Est notamment évoquée plus précisément dans ce rapport l’idée d’un rapprochement entre l’IPPP et les urgences médico-­judiciaires (UMJ) de l’Hôtel-­Dieu.

Le « partenariat » semblait faire consensus à l’époque mais les restructurations à l’AP­HP et notamment à l’Hôtel­-Dieu (cf APM CBRIM001 et APM CB0NNILQZ) n’ont apparemment pas permis d’avancer sur ce dossier.

Dans la loi du 5 juillet 2011 relative aux droits et à la protection des personnes faisant l’objet de soins psychiatriques et aux modalités de leur prise en charge, il était prévu la rédaction d’un autre rapport, sur « l’évolution du statut et des modalités de fonctionnement » de l’IPPP (cf APM HMOED007).
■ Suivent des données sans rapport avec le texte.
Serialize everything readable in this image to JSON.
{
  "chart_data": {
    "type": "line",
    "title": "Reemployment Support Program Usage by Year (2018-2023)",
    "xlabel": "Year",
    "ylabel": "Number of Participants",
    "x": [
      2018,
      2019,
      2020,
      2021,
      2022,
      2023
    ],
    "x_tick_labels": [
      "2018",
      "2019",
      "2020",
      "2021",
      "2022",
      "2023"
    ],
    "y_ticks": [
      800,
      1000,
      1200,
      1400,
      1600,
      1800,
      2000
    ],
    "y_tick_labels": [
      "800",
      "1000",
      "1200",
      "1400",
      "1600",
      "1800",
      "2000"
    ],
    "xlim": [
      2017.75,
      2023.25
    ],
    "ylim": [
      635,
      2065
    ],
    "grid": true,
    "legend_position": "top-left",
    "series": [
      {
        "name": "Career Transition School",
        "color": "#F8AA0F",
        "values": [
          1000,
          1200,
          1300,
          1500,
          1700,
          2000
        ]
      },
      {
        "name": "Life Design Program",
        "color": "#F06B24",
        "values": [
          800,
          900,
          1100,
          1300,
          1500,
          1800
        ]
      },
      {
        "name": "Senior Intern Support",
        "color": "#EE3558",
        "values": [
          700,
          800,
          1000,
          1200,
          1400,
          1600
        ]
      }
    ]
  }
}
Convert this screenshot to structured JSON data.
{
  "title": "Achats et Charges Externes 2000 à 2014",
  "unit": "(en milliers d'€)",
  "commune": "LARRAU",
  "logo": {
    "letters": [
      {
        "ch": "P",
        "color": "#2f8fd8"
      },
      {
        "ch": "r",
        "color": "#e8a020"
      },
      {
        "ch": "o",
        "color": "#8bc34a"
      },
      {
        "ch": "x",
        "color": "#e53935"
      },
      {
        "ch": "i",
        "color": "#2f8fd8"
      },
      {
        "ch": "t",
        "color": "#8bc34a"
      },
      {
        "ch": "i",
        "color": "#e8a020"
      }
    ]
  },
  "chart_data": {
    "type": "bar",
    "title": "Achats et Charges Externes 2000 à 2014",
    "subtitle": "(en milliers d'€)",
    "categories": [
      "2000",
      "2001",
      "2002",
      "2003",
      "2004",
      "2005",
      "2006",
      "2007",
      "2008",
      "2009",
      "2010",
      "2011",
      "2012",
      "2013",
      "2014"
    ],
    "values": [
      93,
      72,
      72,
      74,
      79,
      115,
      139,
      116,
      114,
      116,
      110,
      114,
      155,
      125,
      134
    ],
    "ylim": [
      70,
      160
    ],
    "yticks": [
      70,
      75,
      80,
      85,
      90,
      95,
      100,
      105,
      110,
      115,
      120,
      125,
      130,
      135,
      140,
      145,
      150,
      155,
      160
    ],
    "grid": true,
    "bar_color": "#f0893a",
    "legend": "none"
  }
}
Au moment des débats au Parlement, il avait été indiqué qu’il serait rendu fin 2011 ­début 2012.

Ce rapport n’a jamais vu le jour, précise-­t-­on.

Lors de l’examen de la loi de santé, il a de nouveau été question de l’IPPP. En septembre 2015, les sénateurs ont adopté une disposition prévoyant expressément que seuls les établissements autorisés en psychiatrie pouvaient assurer des soins psychiatriques sans consentement, et ce afin de « clarifier » la situation de cette structure (cf APM VG4NUVMNK).

« L’infirmerie devrait être autorisée en psychiatrie et être désignée par le directeur général de l’ARS [agence régionale de santé] comme établissement chargé d’assurer des soins psychiatriques sans consentement, conformément à la procédure prévue à l’article L.3222-­1 du code de la santé publique », pouvait-­on lire dans l’exposé des motifs de l’amendement adopté. « Cette structure particulière serait ainsi soumise aux contrôles qui s’appliquent aux établissements de droit commun comme les visites sans publicité préalable » ou l’obligation de tenir un registre des mesures d’isolement et de contention, prévue alors par le projet de loi, était-­il également précisé.
 

L’IPPP DANS UN VIDE JURIDIQUE ?

Suite à la promulgation de la loi de santé, et en attendant le rapport promis, le Cercle de réflexion et de propositions d’action sur la psychiatrie (CRPA) s’interroge sur l’existence légale de l’IPPP.

Il estime ainsi, dans un article sur son site internet, qu’à dater de la promulgation de la loi, soit le 27 janvier, l’IPPP « n’a plus d’existence légale jusqu’à ce qu’intervienne une éventuelle autorisation prise par le directeur général de l’ARS » en ce qui concerne les mesure de soins sur décision d’un représentant de l’État (SDRE).

« Ce point est extrêmement important pour les avocats qui interviennent dans le contrôle judiciaire obligatoire ou facultatif des mesures de soins sans consentement prise à partir d’un transfert dans cette infirmerie », commente le CRPA.

Concernant le rapport au Parlement, « cela revient à dire qu’actuellement, et tant que l’agence régionale de santé [ARS] Île-­de-­France n’a pas rendu publique une autorisation d’exercer des soins psychiatriques sans consentement à l’infirmerie psychiatrique, celle­ci fonctionne de façon non conforme au droit actuellement en vigueur », assure l’organisation.

« Cet état de fait entraîne que l’ensemble des actes privatifs de liberté, ou portant grief, pouvant être pris à partir du transfert d’une personne en soins sans consentement dans cette infirmerie peuvent être considérés comme irréguliers. Une telle illégalité peut servir à conclure et plaider en faveur de la mainlevée des mesures de soins sans consentement en jeu, essentiellement des mesures de SDRE, ou dans le cas des contentieux a posteriori, en faveur d’une réparation indemnitaire », insiste-­t-­elle.

L’ARS Île-­de-­France, sollicitée par l’APM, a expliqué qu’elle ne faisait pas la même interprétation, que pour l’instant, le statut de l’IPPP n’était pas modifié, et qu’elle attendait le rapport du gouvernement.